3D scanning a one-piece dinosaur skeleton in minute detail

Monday, May 21, 2018

One of the most iconic scenes depicted in a dinosaur exhibit has to be the Stegosaurus and Allosaurus facing off in the Denver Museum of Nature & Science. The 26-foot-long Stegosaurus represents Colorado’s State Dinosaur. Not just the species of dinosaur, but the individual specimen that was adopted to represent the state. Stegosaurus was a herbivorous dinosaur weighing up to 10 tons that inhabited the area now called Colorado 150 million years ago. What makes this particular Stegosaurus so special is not the fact that it was found in Cañon City, Colorado, or even that it was mostly complete, a very rare thing for dinosaur skeletons. It was found by a class of high school students on a fossil-hunting field trip in 1936, and the teacher of that class of students, Frederick Carl Kessler, was able to arrange for his students to work alongside professional paleontologists to excavate the fossil skeleton.

Enter Mike Triebold of Triebold Paleontology, Inc. (TPI) in Woodland Park, Colorado.

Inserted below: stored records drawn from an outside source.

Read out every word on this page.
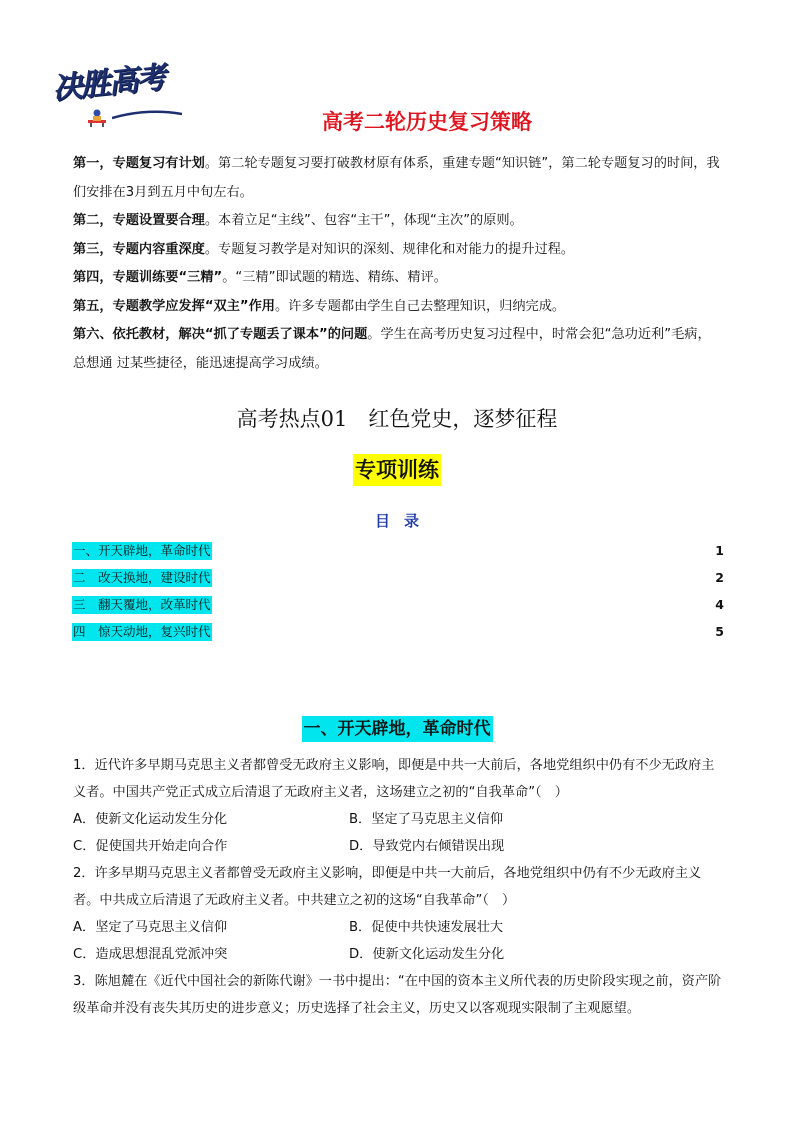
决胜高考
高考二轮历史复习策略

第一，专题复习有计划。第二轮专题复习要打破教材原有体系，重建专题“知识链”，第二轮专题复习的时间，我们安排在3月到五月中旬左右。

第二，专题设置要合理。本着立足“主线”、包容“主干”，体现“主次”的原则。

第三，专题内容重深度。专题复习教学是对知识的深刻、规律化和对能力的提升过程。

第四，专题训练要“三精”。“三精”即试题的精选、精练、精评。

第五，专题教学应发挥“双主”作用。许多专题都由学生自己去整理知识，归纳完成。

第六、依托教材，解决“抓了专题丢了课本”的问题。学生在高考历史复习过程中，时常会犯“急功近利”毛病，总想通 过某些捷径，能迅速提高学习成绩。

高考热点01　红色党史，逐梦征程
专项训练
目录
一、开天辟地，革命时代	1
二　改天换地，建设时代	2
三　翻天覆地，改革时代	4
四　惊天动地，复兴时代	5
一、开天辟地，革命时代

1．近代许多早期马克思主义者都曾受无政府主义影响，即便是中共一大前后，各地党组织中仍有不少无政府主义者。中国共产党正式成立后清退了无政府主义者，这场建立之初的“自我革命”（　）

A．使新文化运动发生分化	B．坚定了马克思主义信仰
C．促使国共开始走向合作	D．导致党内右倾错误出现

2．许多早期马克思主义者都曾受无政府主义影响，即便是中共一大前后，各地党组织中仍有不少无政府主义者。中共成立后清退了无政府主义者。中共建立之初的这场“自我革命”（　）

A．坚定了马克思主义信仰	B．促使中共快速发展壮大
C．造成思想混乱党派冲突	D．使新文化运动发生分化

3．陈旭麓在《近代中国社会的新陈代谢》一书中提出：“在中国的资本主义所代表的历史阶段实现之前，资产阶级革命并没有丧失其历史的进步意义；历史选择了社会主义，历史又以客观现实限制了主观愿望。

TPI restores and mounts fossil skeletons and creates skeleton casts, supplying them to museums across the globe. The company’s clients include the American Museum of Natural History in New York, Carnegie Museum in Pittsburgh, and the Smithsonian Museum of Natural History in Washington, D.C. The TPI headquarters house a collection of casts and original fossil specimens, which are on exhibit at the company’s hands-on natural history museum, the Rocky Mountain Dinosaur Resource Center.

Mike Triebold was looking to add a Stegosaurus to his catalog of casts, but not just any Stegosaurus. He was focused on getting the famous Kessler Stegosaurus at the Denver Museum for the project if at all possible because the new Royal Gorge Dinosaur Experience in Canon City was being built and they wanted a copy of the Stegosaurus that was collected by Kessler near Canon City. RGDE owner Zach Reynolds’ grandfather regularly accompanied Kessler on dinosaur digs from the 40s through the 60s, so the Stegosaurus has both family and community ties.

Discussions ensued and with the Denver Museum’s blessing, the work began.